American college baseball tournament

The 1994 Big East Conference baseball tournament was held at Muzzy Field in Bristol, Connecticut. This was the tenth annual Big East Conference baseball tournament. The Connecticut Huskies won their second tournament championship and claimed the Big East Conference's automatic bid to the 1994 NCAA Division I baseball tournament.

== Format and seeding ==
The Big East baseball tournament was a 4 team double elimination tournament in 1994. The top four regular season finishers were seeded one through four based on conference winning percentage only.

| Team | W | L | T | Pct. | GB | Seed |
|---|---|---|---|---|---|---|
| Pittsburgh | 16 | 5 | 0 | .762 | – | 1 |
| Providence | 13 | 8 | 0 | .619 | 4 | 2 |
| Seton Hall | 12 | 8 | 0 | .600 | 3.5 | 3 |
| Connecticut | 12 | 9 | 0 | .571 | 4 | 4 |
| St.
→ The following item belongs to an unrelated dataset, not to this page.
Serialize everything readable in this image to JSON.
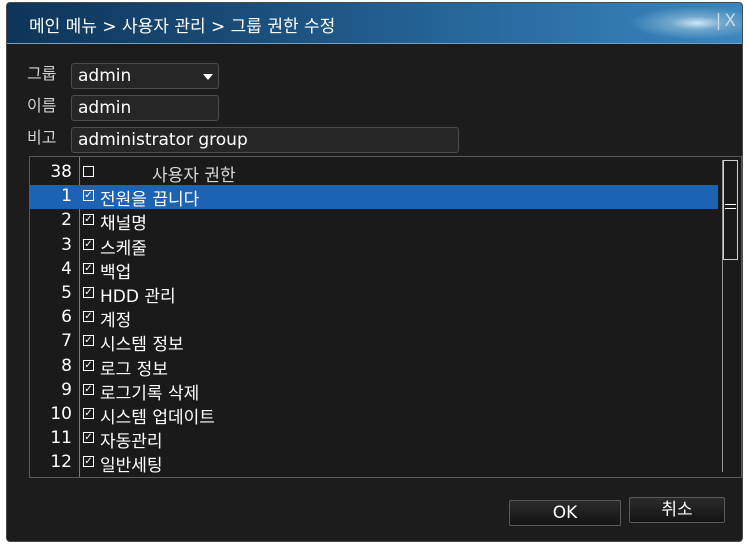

John's | 10 | 8 | 0 | .556 | 4.5 | – |
| Georgetown | 6 | 12 | 1 | .333 | 8.5 | – |
| Boston College | 5 | 14 | 1 | .263 | 10 | – |
| Villanova | 4 | 14 | 0 | .222 | 9.5 | – |

== Jack Kaiser Award ==
Chris Bisson was the winner of the 1994 Jack Kaiser Award. Bisson was a sophomore first baseman for Connecticut.